Com uma equipe de julgamento enxuta, o Ibama foi acumulando um passivo. A média era julgar 18 mil processos por ano. Mesmo assim, não dava vazão. “Em 2018, o passivo estava em 100 mil processos. Por isso, criamos a conversão de multas em serviços ambientais. Isso foi em 2017. Com desconto de 60% do valor, caso o autuado ficasse responsável por cotas de programas ambientais por edital”, relata Suely Araújo.
O primeiro edital envolveu 14 projetos no Rio São Francisco e 20 no Médio Baixo Parnaíba. “Os responsáveis foram selecionados, mas o governo paralisou porque entendia que não deveria passar os recursos para ONGs, sendo que, entre elas, estava a Fundação Banco do Brasil. Deixamos tudo pronto, houve até manifestação de interesse de R$ 1,1 bilhão em investimentos, sendo que o orçamento do Ibama é de R$ 400 milhões, mas está tudo paralisado”, assinala. A única conversão de multas que andou foi em Santa Catarina, porque foi objeto de acordo judicial e saiu da competência do órgão.
Suely Araújo sustenta que as medidas objetivaram limpar o passivo, que, até 2018, era de R$ 38 bilhões de multas não pagas. “Também ajudaria o país a cumprir os compromissos com Acordo de Paris, na questão climática”, afirma.
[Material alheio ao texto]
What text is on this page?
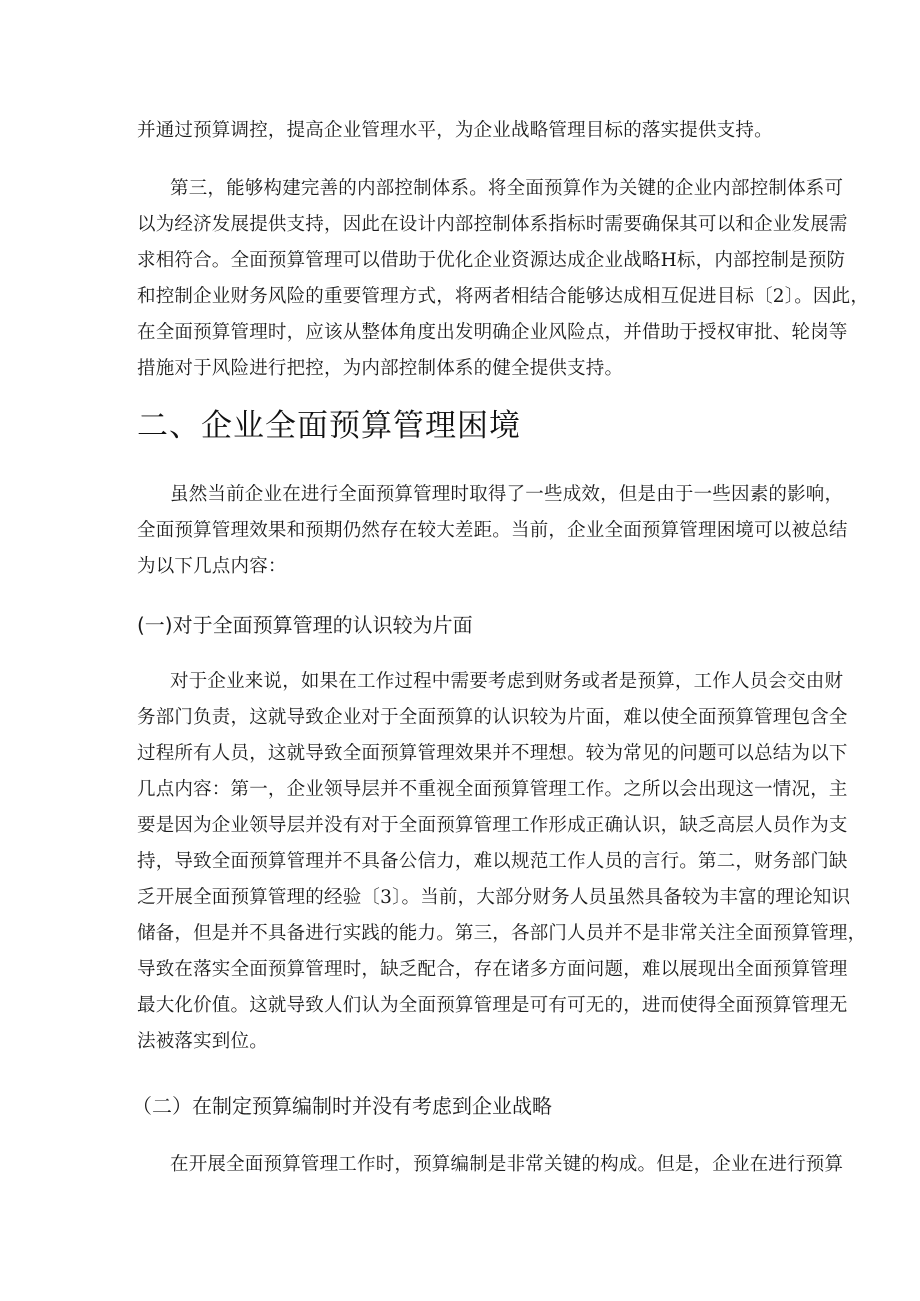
并通过预算调控，提高企业管理水平，为企业战略管理目标的落实提供支持。
第三，能够构建完善的内部控制体系。将全面预算作为关键的企业内部控制体系可
以为经济发展提供支持，因此在设计内部控制体系指标时需要确保其可以和企业发展需
求相符合。全面预算管理可以借助于优化企业资源达成企业战略H标，内部控制是预防
和控制企业财务风险的重要管理方式，将两者相结合能够达成相互促进目标〔2〕。因此，
在全面预算管理时，应该从整体角度出发明确企业风险点，并借助于授权审批、轮岗等
措施对于风险进行把控，为内部控制体系的健全提供支持。
二、企业全面预算管理困境
虽然当前企业在进行全面预算管理时取得了一些成效，但是由于一些因素的影响，
全面预算管理效果和预期仍然存在较大差距。当前，企业全面预算管理困境可以被总结
为以下几点内容：
(一)对于全面预算管理的认识较为片面
对于企业来说，如果在工作过程中需要考虑到财务或者是预算，工作人员会交由财
务部门负责，这就导致企业对于全面预算的认识较为片面，难以使全面预算管理包含全
过程所有人员，这就导致全面预算管理效果并不理想。较为常见的问题可以总结为以下
几点内容：第一，企业领导层并不重视全面预算管理工作。之所以会出现这一情况，主
要是因为企业领导层并没有对于全面预算管理工作形成正确认识，缺乏高层人员作为支
持，导致全面预算管理并不具备公信力，难以规范工作人员的言行。第二，财务部门缺
乏开展全面预算管理的经验〔3〕。当前，大部分财务人员虽然具备较为丰富的理论知识
储备，但是并不具备进行实践的能力。第三，各部门人员并不是非常关注全面预算管理，
导致在落实全面预算管理时，缺乏配合，存在诸多方面问题，难以展现出全面预算管理
最大化价值。这就导致人们认为全面预算管理是可有可无的，进而使得全面预算管理无
法被落实到位。
（二）在制定预算编制时并没有考虑到企业战略
在开展全面预算管理工作时，预算编制是非常关键的构成。但是，企业在进行预算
Além da paralisação na conversão, ocorrida no governo Michel Temer, a gestão Bolsonaro conseguiu piorar a situação, com o Decreto nº 9.760/2019, das audiências preliminares. “Essa etapa de conciliação travou tudo. O decreto não foi feito para agilizar nada, como diz o governo. Foi feito para tudo andar mais devagar.”
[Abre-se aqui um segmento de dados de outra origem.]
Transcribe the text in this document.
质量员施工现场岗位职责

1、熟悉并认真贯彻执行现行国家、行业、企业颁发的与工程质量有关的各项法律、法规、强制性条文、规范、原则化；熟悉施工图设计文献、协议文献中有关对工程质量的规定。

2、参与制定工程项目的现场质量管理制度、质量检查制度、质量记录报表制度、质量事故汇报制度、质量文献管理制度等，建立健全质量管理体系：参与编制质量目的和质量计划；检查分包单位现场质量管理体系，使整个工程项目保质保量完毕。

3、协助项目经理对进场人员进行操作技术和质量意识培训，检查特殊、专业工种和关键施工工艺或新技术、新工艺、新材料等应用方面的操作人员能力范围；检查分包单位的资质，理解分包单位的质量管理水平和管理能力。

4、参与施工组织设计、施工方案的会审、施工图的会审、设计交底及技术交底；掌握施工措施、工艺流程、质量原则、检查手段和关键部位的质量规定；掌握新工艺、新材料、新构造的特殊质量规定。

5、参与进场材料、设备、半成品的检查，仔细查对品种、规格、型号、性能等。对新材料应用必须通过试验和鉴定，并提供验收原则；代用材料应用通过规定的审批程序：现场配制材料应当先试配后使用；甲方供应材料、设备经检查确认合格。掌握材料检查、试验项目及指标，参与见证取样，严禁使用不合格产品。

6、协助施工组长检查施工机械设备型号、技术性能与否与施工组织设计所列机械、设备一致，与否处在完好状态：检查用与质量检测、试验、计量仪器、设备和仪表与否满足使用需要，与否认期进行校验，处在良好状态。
Auditoria da Controladoria-Geral da União (CGU) concluiu que, de janeiro a agosto deste ano, os julgamentos de autos de infração do Ibama caíram quase 90% em comparação com o mesmo período do ano passado. O alerta da CGU começou em 2019: o processo de análise das multas do Ibama é muito lento e ineficiente, um problema grave, que prejudica o combate a crimes ambientais. E um novo relatório, em setembro de 2020, mostra que, mesmo depois das recomendações da CGU, a situação piorou. O número de processos de infrações ambientais concluídos pelo Ibama despencou. De 2013 a 2017, foram, em média, 21 mil julgamentos por ano. Em 2019, foram 18 mil. E, em 2020, de janeiro a agosto, apenas 1,6 mil julgamentos foram realizados, redução de 88%. A CGU aponta as audiências de conciliação como uma das causas para a lentidão.